Quarta-feira, 20 de fevereiro de 2013, um canal de televisão tem a brilhante de ideia de mostrar, poucos minutos antes do duelo tricolor no Engenhão, quatro ou seis crianças de cinco a oito anos brincando com uma bola nas dependências do estádio. Quatro ou seis garotos com camisas de times adversários que sorriam chutando uma bola azul que teimava quicar no chão. Mais brilhante ainda foram as sábias palavras dos apresentadores: “Este é um momento para ficar na história. Isso é o poder do futebol”. Uma quarta que começara com Champions League e se findaria com um duelo de gala na Taça Libertadores. O futebol faz sentido, a vida faz sentido.

“Se findaria”. Aquela quarta não acabou e nunca vai acabar. Quarta-feira, 20 de fevereiro de 2013, em um outro canal de tv, uma criança não corre, mas é socorrida. Não tem os mesmos cinco ou oito anos, mas adentra a sonhada adolescência. Não é tricolor, nem do sul, nem do rio, é San, de San José, boliviano, que há pouco anos aprendeu que quando uma bola ultrapassa a linha é gol, é hora de gritar, de comemorar. Recente aluno de uma escola em que se levanta bandeira, onde se carrega uma paixão, se movem corações e se ultrapassa a fé. Menino, que como nós, foi presenteado pelos pais na infância com a camisa do time de coração. Que canta, que xinga, que vai ao estádio, que chora e ri pelo simples gesto de ver a bola balançar uma rede. Que é carregado, que perde sangue e que luta pela vida. Que não resiste, que morre, ali onde lhe ensinaram que a sorte costuma estar presente. Não a dele. Morre. O futebol perde o sentido, a vida perde o sentido.

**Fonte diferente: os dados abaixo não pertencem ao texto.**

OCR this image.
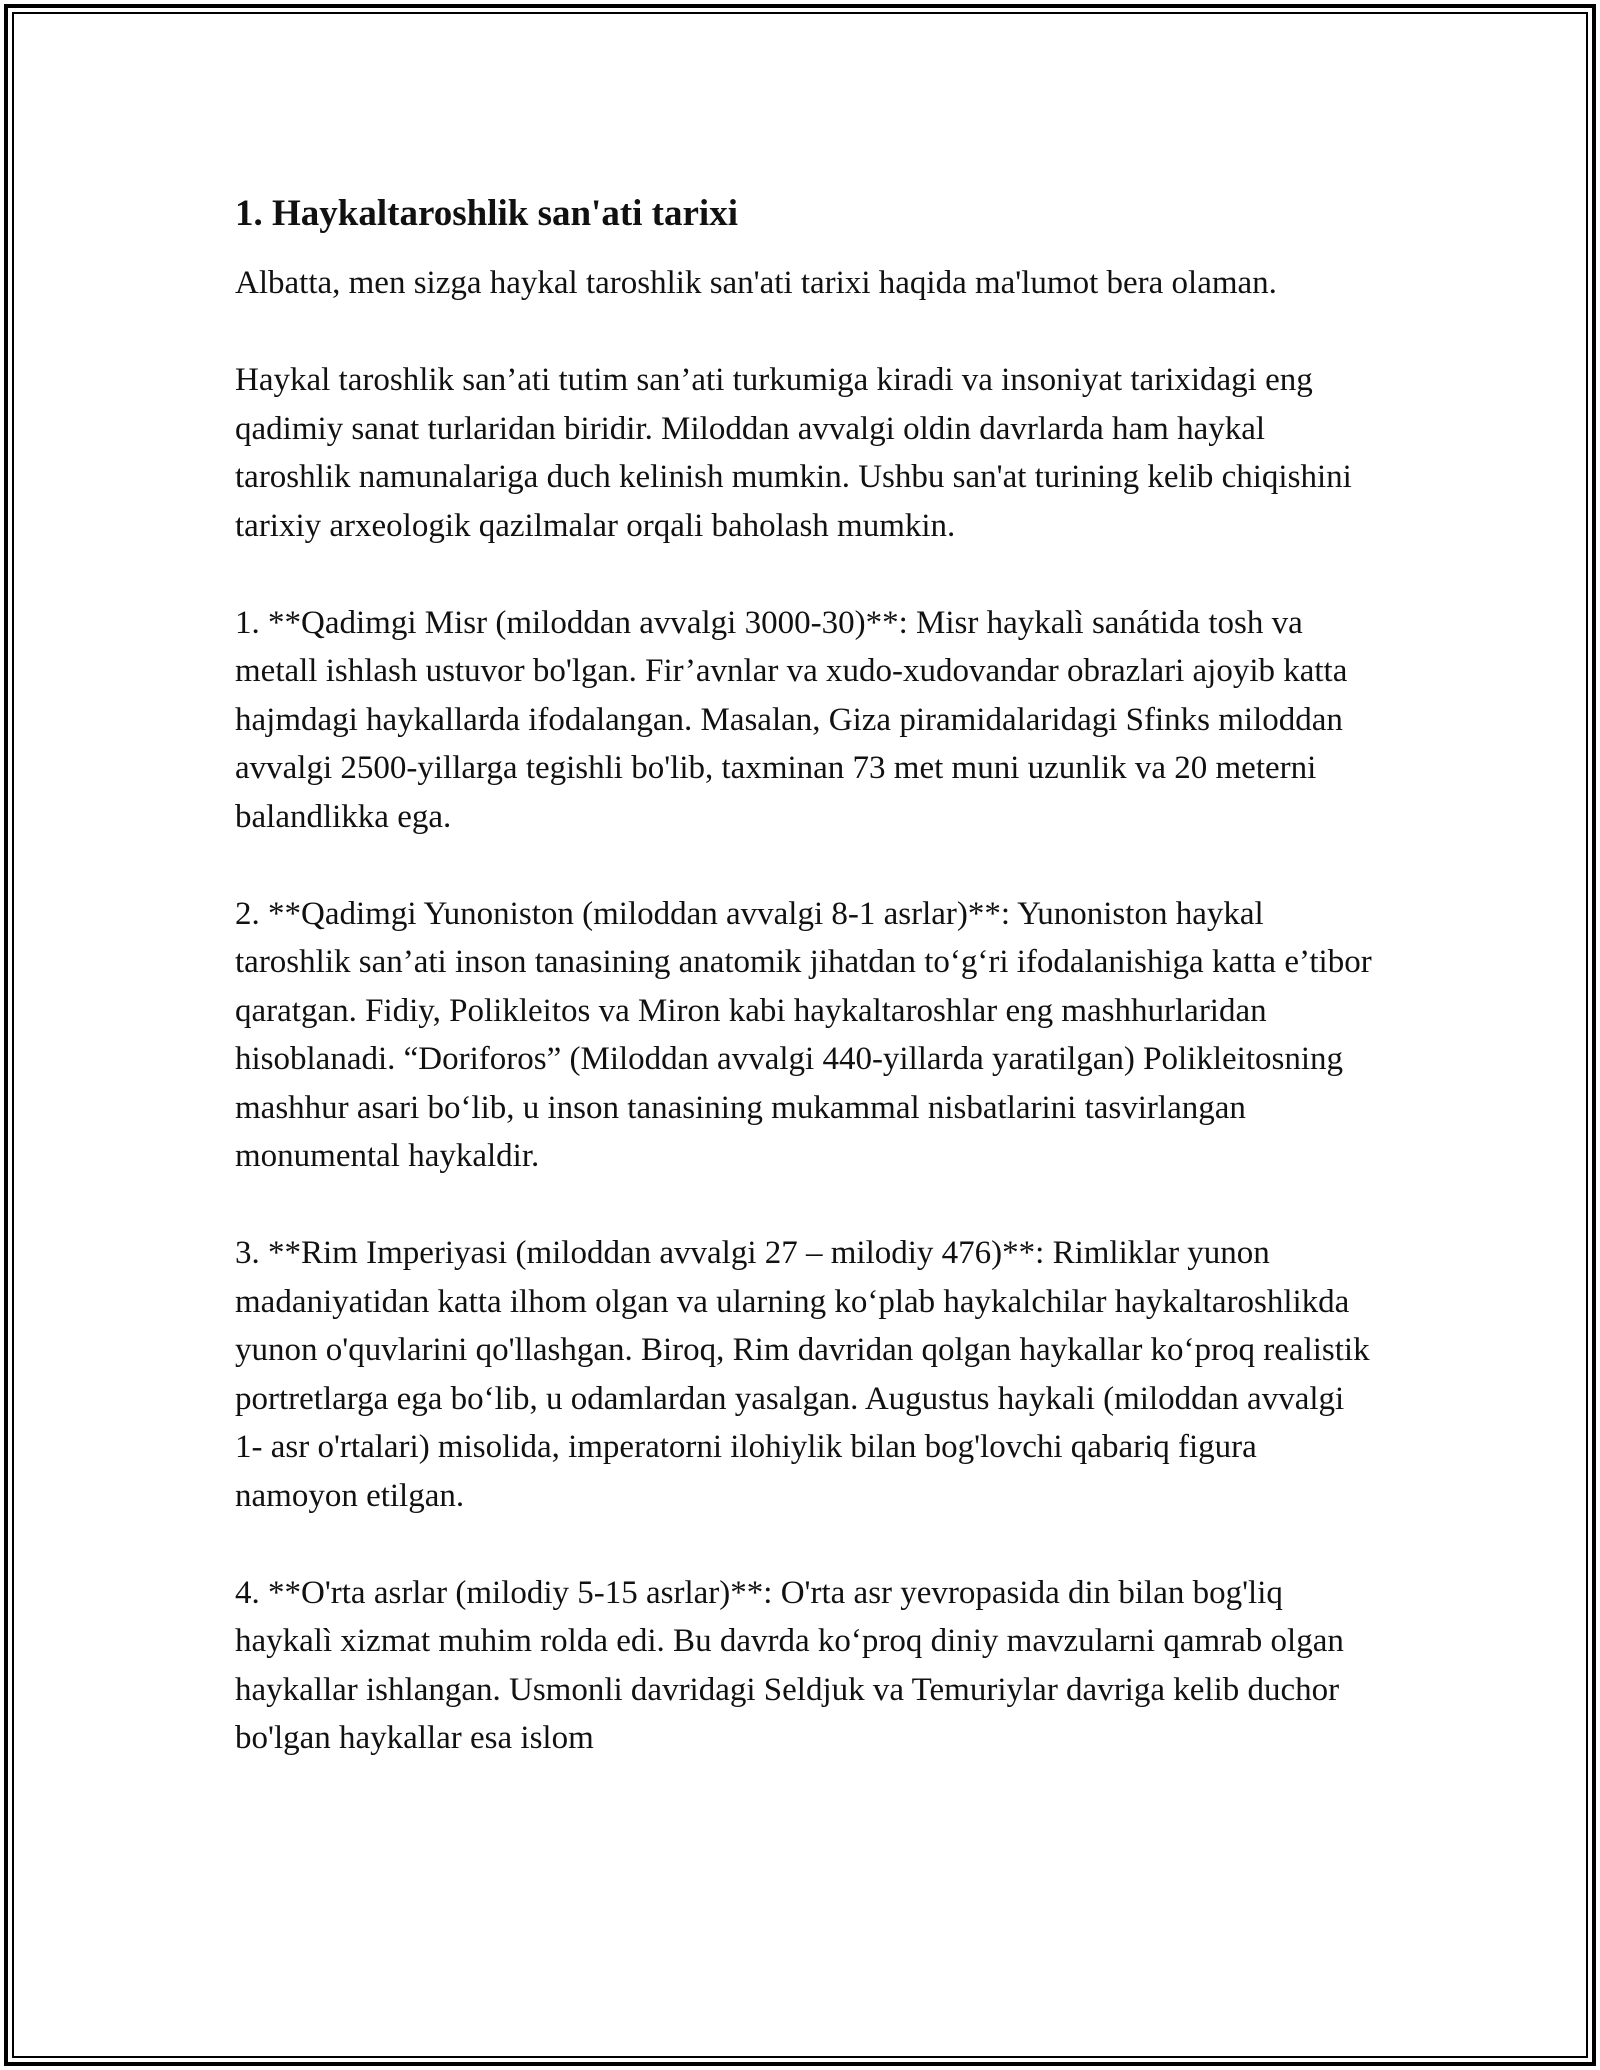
1. Haykaltaroshlik san'ati tarixi

Albatta, men sizga haykal taroshlik san'ati tarixi haqida ma'lumot bera olaman.

Haykal taroshlik san’ati tutim san’ati turkumiga kiradi va insoniyat tarixidagi eng qadimiy sanat turlaridan biridir. Miloddan avvalgi oldin davrlarda ham haykal taroshlik namunalariga duch kelinish mumkin. Ushbu san'at turining kelib chiqishini tarixiy arxeologik qazilmalar orqali baholash mumkin.

1. **Qadimgi Misr (miloddan avvalgi 3000-30)**: Misr haykalì sanátida tosh va metall ishlash ustuvor bo'lgan. Fir’avnlar va xudo-xudovandar obrazlari ajoyib katta hajmdagi haykallarda ifodalangan. Masalan, Giza piramidalaridagi Sfinks miloddan avvalgi 2500-yillarga tegishli bo'lib, taxminan 73 met muni uzunlik va 20 meterni balandlikka ega.

2. **Qadimgi Yunoniston (miloddan avvalgi 8-1 asrlar)**: Yunoniston haykal taroshlik san’ati inson tanasining anatomik jihatdan to‘g‘ri ifodalanishiga katta e’tibor qaratgan. Fidiy, Polikleitos va Miron kabi haykaltaroshlar eng mashhurlaridan hisoblanadi. “Doriforos” (Miloddan avvalgi 440-yillarda yaratilgan) Polikleitosning mashhur asari bo‘lib, u inson tanasining mukammal nisbatlarini tasvirlangan monumental haykaldir.

3. **Rim Imperiyasi (miloddan avvalgi 27 – milodiy 476)**: Rimliklar yunon madaniyatidan katta ilhom olgan va ularning ko‘plab haykalchilar haykaltaroshlikda yunon o'quvlarini qo'llashgan. Biroq, Rim davridan qolgan haykallar ko‘proq realistik portretlarga ega bo‘lib, u odamlardan yasalgan. Augustus haykali (miloddan avvalgi 1- asr o'rtalari) misolida, imperatorni ilohiylik bilan bog'lovchi qabariq figura namoyon etilgan.

4. **O'rta asrlar (milodiy 5-15 asrlar)**: O'rta asr yevropasida din bilan bog'liq haykalì xizmat muhim rolda edi. Bu davrda ko‘proq diniy mavzularni qamrab olgan haykallar ishlangan. Usmonli davridagi Seldjuk va Temuriylar davriga kelib duchor bo'lgan haykallar esa islom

Quantos de nós já não presenteamos sobrinhos e filhos com camisas e bolas de nossas paixões? Quantos de nós já não sonhamos levá-los aos estádios? É lindo ver o filho gritar o nome do time, que assim como ele, você ama. E o que o pai de uma criança pensa neste momento? A dor, a incerteza e a perda o cerca. Fatalidade, torcida, culposo, doloso, Corinthians, sinalizador, enfim, nada mais importa. Uma vida chegou ao fim aos 14 anos de idade, pouco depois do apito inicial. Não nas praças de guerras do mundo, mas em um estádio de futebol, aonde certamente procuramos a alegria, um garoto boliviano encontrou a morte, o fim. E não morre o menino, morrem os pais, a torcida, a cidade, morrem os avós, tios, irmãos, amigos, morre eu, morre você, morre o futebol.  



Em homenagem ao menino Kevin Espada, de 14 anos, que morreu durante a partida entre San José e Corinthians pela Libertadores. Kevin teve perda de massa encefálica por ter sido atingido por um tubo plástico de um rojão soltado pela torcida adversária.